Conflicts between state and federal moral agendas aside, the expanding legalization of marijuana presents fascinating intellectual property (“IP”) problems.
The Law Office of David H. Faux, P.C. already has IP clients in Colorado and Oregon, handling the trademarks, trade secrets, and copyrights surrounding various brands. With marijuana enjoying legalization in several states already, it is important to keep an eye on both opportunities and risks within this nascent industry.
When developing new cannabis-based goods, keep in mind that federal trademark registration remains very, very limited so long as marijuana remains illegal at the national level. Very briefly, you can still obtain state-level and common-law trademark protection for, as an example, a strain of marijuana or associated paraphernalia.
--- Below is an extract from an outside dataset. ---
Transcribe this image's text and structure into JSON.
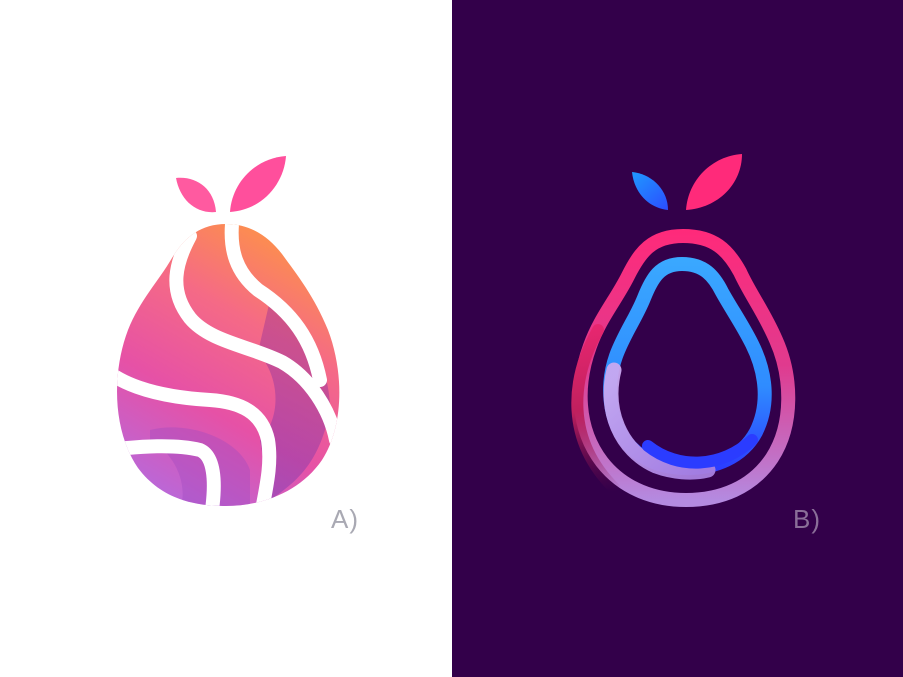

If you sell a variety of edible goods, then you might trademark the specific name for, e.g., a brownie that does not contain any cannabis. But “clever” approaches, such as referring to marijuana as “dried goods” or “agricultural goods,” will simply not work. Even cannabis-based products that might otherwise be allowed to cross state lines will not be registrable with the US Trademark Office, though you may be able to register in multiple states.
You could also trademark the name of your business if you are selling non-cannabis goods such as apparel or certain accessories. A good example is SMELLY PROOF plastic bags. Sold in head shops throughout the country, nobody has any delusion about the concerns of SMELLY PROOF’s targeted consumer. Yet, the mark is registered only for “plastic bags for packaging.” Without mention of marijuana or any other illegal substance such a trademark is stress-free.